El deseo de Jennie

Si bien Portrait of Jennie, el memorable film de William Dieterle, está narrado desde el punto de vista de Eben (Joseph Cotten), es Jennie (Jennifer Jones) quien lleva la iniciativa, configurándose como la única figura realmente protagonista de un relato cuyo realismo procede de su irrealidad, de su confesada naturaleza ficcional.

En el curso de pocos meses, Jennie se muestra una y otra vez de modo discontinuo en etapas paulatinamente crecientes desde la infancia preadolescente hasta su edad adulta frente al hombre que aún ignora que su destino reside en otorgar realidad definitiva a esa niña que nadie ve sino él mismo, protagonista del relato y único personaje que advierte su presencia a todo lo largo de la cinta: es Jennie quien se manifiesta para despertar en él el deseo de pintar su imagen como único modo de poseer su belleza, su existencia y su intemporalidad. Pero también será su figura la instancia que justifique su propia existencia: Jennie precisa de él para existir, en la medida en que él mismo precisa de ella para inscribir su nombre en la onomástica pictórica.

Jennie y Eben se encuentran en ocho ocasiones, pero no será hasta después de la última de ellas cuando el pintor, en su entrevista con la Madre Mary (Lillian Gish), que ha sido la gran valedora de la muchacha en sus días de educación en el convento, llegue a saber que Jennie había muerto muchos años atrás de su primer encuentro a consecuencia del naufragio de su velero junto al faro de Land’s End, y pueda entonces alcanzar a comprender el terror de ella al ver la pintura que él mismo había realizado antes de conocerla sin tener conciencia de que estaba representando su catafalco. Eben, sin querer saberlo, alcanza a comprender que Jennie es portadora de la mirada de la muerte (es decir: de la flecha del tiempo) y de ahí que su último paseo en un exterior de la ciudad tenga lugar en una Quinta Avenida enteramente vacía que duerme un sueño que está más allá del sueño, más allá de su propia realidad contingente: los últimos encuentros tendrán como escenario el estudio del pintor, donde se materializará también la relación amorosa a través de un beso que metaforiza la integridad de la entrega cuando el retrato esté ya concluido. Eben ha alcanzado a poseer a Jennie, que cede a su deseo en la medida en que su imagen pictórica ha alcanzado igualmente su final: será tan sólo la parte izquierda del vestido lo que reste por materializarse pictóricamente.

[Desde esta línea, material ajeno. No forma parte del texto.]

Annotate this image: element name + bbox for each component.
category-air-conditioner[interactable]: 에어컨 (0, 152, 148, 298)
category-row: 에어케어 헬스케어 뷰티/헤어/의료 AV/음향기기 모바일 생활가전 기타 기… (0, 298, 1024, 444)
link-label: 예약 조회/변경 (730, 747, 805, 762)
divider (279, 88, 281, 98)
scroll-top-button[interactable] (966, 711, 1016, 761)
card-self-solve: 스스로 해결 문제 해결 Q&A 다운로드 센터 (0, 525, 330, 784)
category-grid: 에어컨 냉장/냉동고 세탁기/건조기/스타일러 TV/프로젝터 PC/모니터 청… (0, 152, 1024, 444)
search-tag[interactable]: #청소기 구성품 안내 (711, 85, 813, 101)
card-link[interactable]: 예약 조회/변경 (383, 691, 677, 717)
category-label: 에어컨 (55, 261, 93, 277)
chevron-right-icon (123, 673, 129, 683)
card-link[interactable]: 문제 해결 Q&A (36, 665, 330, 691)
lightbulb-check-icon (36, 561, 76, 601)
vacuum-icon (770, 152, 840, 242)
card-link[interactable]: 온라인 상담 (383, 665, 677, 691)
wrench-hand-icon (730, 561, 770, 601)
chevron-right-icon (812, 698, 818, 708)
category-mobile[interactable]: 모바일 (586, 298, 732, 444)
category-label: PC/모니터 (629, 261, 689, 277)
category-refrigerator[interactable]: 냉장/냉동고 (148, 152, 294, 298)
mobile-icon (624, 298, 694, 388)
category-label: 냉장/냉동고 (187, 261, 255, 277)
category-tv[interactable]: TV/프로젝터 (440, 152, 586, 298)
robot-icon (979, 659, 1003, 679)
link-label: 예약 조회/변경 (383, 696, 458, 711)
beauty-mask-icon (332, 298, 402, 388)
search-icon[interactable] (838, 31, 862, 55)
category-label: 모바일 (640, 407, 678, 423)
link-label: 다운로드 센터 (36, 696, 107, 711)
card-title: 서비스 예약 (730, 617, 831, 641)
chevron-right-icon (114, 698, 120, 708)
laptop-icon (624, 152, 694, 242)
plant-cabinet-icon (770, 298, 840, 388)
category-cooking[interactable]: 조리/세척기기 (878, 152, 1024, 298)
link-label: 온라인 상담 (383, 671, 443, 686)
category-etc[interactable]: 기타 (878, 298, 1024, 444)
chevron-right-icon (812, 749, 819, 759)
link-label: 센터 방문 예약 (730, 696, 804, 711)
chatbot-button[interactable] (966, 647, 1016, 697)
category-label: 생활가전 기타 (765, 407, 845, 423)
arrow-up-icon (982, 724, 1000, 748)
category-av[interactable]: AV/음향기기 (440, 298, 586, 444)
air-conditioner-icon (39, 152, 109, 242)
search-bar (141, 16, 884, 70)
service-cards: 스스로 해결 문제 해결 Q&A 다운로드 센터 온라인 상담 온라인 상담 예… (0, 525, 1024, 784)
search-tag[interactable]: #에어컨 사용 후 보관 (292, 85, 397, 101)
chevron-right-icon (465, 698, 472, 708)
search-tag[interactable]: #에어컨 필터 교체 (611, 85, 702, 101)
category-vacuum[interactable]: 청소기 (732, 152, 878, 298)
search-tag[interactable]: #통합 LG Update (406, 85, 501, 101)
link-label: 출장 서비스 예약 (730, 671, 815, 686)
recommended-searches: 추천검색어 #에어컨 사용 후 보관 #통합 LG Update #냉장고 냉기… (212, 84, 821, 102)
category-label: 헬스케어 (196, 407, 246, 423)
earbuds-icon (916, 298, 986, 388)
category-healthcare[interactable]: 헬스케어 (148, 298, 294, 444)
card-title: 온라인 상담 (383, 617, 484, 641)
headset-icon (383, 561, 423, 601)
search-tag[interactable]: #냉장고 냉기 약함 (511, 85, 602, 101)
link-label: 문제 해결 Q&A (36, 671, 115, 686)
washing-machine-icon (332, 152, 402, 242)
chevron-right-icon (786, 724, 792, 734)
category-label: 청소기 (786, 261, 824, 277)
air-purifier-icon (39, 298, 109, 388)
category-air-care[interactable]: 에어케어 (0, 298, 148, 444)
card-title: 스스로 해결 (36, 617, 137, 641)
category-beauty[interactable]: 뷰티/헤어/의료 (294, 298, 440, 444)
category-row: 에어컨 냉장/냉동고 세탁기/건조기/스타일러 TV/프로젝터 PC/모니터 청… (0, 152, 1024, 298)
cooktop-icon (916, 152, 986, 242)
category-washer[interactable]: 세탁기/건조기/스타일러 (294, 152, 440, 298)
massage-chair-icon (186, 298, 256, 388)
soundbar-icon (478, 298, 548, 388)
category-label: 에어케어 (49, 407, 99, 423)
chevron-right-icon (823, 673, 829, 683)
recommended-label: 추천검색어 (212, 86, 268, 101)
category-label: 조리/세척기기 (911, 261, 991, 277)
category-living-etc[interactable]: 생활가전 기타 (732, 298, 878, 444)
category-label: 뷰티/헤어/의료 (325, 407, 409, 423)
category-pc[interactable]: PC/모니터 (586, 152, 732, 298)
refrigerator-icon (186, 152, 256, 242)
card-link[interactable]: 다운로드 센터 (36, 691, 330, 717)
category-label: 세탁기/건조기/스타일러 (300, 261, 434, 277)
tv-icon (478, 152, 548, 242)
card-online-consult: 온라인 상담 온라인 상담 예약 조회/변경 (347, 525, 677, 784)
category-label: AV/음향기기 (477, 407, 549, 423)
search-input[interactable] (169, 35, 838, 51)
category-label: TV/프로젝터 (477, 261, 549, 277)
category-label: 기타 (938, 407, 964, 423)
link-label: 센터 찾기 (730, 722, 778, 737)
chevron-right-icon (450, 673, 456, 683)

De ahí que Jennie precise emerger del tiempo apareciendo y desapareciendo para afirmar esa temporalidad y, al tiempo, negarla, porque su objetivo es convertirse en un rostro imperecedero, ese retrato que, a todo color, cierra de modo especialmente emotivo un notable film en blanco y negro (la semejanza con The picture of Dorian Gray, el film de Albert Lewin tres años anterior a Jennie, es manifiesta, y su hálito poético alcanza equivalente magnitud). Es ella quien conduce y confiere significación a la historia, es ella quien busca y dota de realidad a la pintura del artista fracasado y carente de inspiración que sólo cobra sentido en contacto con ella, que será capaz de emerger de las sombras, viradas primero a un verde azulado y luego a un rojo cobrizo como colofón de un viaje igualmente espectral hacia ese faro de Land’s End donde Jennie se despide definitivamente de Eben (prometiéndole, sin embargo, regresar), un viaje, el del propio film, iniciado en una Nueva York fantasmática trazada según la textura granulosa de lienzo hasta otra realidad diferente que otorga significación a cuanto la ha precedido a través de ese retrato que encarna el protagonismo definitivo de toda la historia al margen de su presunto autor, al margen de la propia narración en cuyo término se inscribe: es Jennie quien ha buscado al pintor y ha otorgado sentido a su existencia, es de ella de quien, al cabo, depende la única verosimilitud, la realidad bidimensional de la pintura precedida de otra, la de la página del catálogo museístico donde el pintor ya no tiene otra existencia que la de su nombre en tanto que autor de la tela.

La voluntad de Jennie es transformarse en retrato porque sólo como objeto artístico podrá generar la inmortalidad del pintor, al tiempo de la suya propia. Jennie es la historia de un acto de amor absoluto, el de una voluntad que desplaza el tiempo y surge de él para transformarse en objeto artístico y conquistar así otra forma de existencia imperecedera: es el retrato de Jennie lo que otorga certidumbre a su autor, del mismo modo que es Macbeth quien ha erigido la realidad autoral de Shakespeare que gracias a él (y a otros fantasmas no menos memorables) ha cobrado existencia e inmortalidad. La Realidad del Autor.